Three power play goals is usually more than enough to win any given hockey game, especially when a team has found success in recent games. But to Boston College men’s hockey’s misfortune, it was not enough to beat Maine on Friday night, as BC goaltender Mitch Benson let in five goals while facing just 23 shots.
The Black Bears (14–13–5, 8–9–4 Hockey East) defeated BC (12–13–6, 7–9–5) 6–3 despite the Eagles’ dangerous power play unit—which ranks 10th in the nation—finding the net three times and boasting their offensive firepower.
“We got good looks but not as good as I had hoped,” BC head coach Greg Brown said.
Maine dominated all three zones in the first frame.
In their own end, the Black Bears shut down BC offensively, as only 10 Eagles’ shots managed to find the net.

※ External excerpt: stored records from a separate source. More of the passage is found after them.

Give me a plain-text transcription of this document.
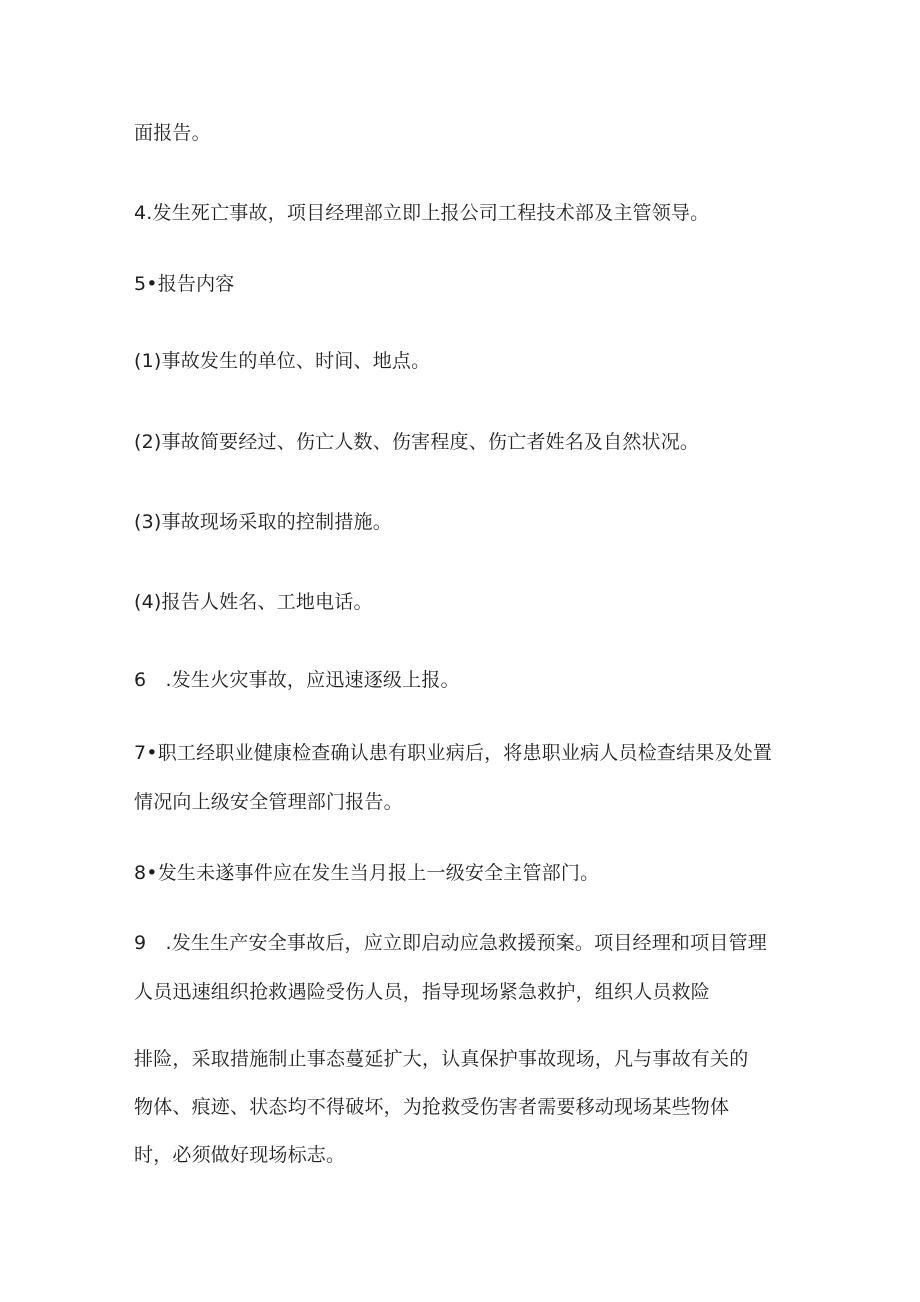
面报告。
4.发生死亡事故，项目经理部立即上报公司工程技术部及主管领导。
5•报告内容
(1)事故发生的单位、时间、地点。
(2)事故简要经过、伤亡人数、伤害程度、伤亡者姓名及自然状况。
(3)事故现场采取的控制措施。
(4)报告人姓名、工地电话。
6 .发生火灾事故，应迅速逐级上报。
7•职工经职业健康检查确认患有职业病后，将患职业病人员检查结果及处置
情况向上级安全管理部门报告。
8•发生未遂事件应在发生当月报上一级安全主管部门。
9 .发生生产安全事故后，应立即启动应急救援预案。项目经理和项目管理
人员迅速组织抢救遇险受伤人员，指导现场紧急救护，组织人员救险
排险，采取措施制止事态蔓延扩大，认真保护事故现场，凡与事故有关的
物体、痕迹、状态均不得破坏，为抢救受伤害者需要移动现场某些物体
时，必须做好现场标志。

Maine’s skaters put their bodies on the line and blocked seven shots in the period.
Maine scored two highlight-reel goals in the first frame as well.
Aidan Carney punched home a wraparound pass from Reid Pabich 5:15 into the game to set the tone and put Maine on top 1–0, and then Lynden Breen delivered a pinpoint breakout pass to Donavan Houlle, who finished the job, firing the puck past Benson with 1:38 left in the period.
BC tallied the only power play of the period, and the first unit peppered Maine goaltender Victor Ostman with shots, but couldn’t get any past him. Cutter Gauthier rang the pipe and Andre Gasseau missed a mostly open net.
The second unit’s momentum died down after Oskar Jellvik turned the puck over and handed Maine a shorthanded chance on the other end. Jellvik redeemed himself by making a goal-saving defensive play, but still destroyed any chance the Eagles had with the man advantage.
Both squads notched two power play goals in the second period.
First, Maine’s Luke Antonacci fired in a shot from the point 7:52 into the frame on a power play stemming from a Lukas Gustafsson high stick.
Then, Gasseau pounded the puck through Ostman on an assist from Gauthier two minutes later to put the Eagles on the board after Didrick Henbrant registered a hooking penalty.
Henbrant went back to the box just under three minutes later for running over Mitch Benson, and BC’s top power play unit made him pay again with Gauthier cutting the lead to one at 3–2.
“We had a lot of momentum at that point,” Brown said of his team after Gauthier’s goal. “We scored a couple and felt good. We spent a lot of time in the offensive zone, but that one was a momentum swing.”
But Gauthier put Maine on a power play of its own with just over two minutes left in the period after he fell into a scrum with Maine defenseman Lynden Breen, and Nolan Renwich put the Black Bears back up at 4–2.
The Eagles netted their third power play goal in the third period when a Nikita Nesterenko one-timer beat a sprawling Ostman, making it a two-goal game again and sending a response to a Felix Trudeau goal scored earlier in the period.
With four minutes left in the game, BC gave everything it had on another man advantage, but Breen found the empty net off the boards on a clearing attempt to crush the Eagles’ hopes.
After the loss, Maine jumped the Eagles in the Hockey East standings, putting BC in eighth place—the lowest seed that gets to host a game in the Hockey East postseason tournament.
“We gotta be a little sharper,” Brown said. “They’re a heavy team, a hard team to play against. We gotta grind it out a little better.”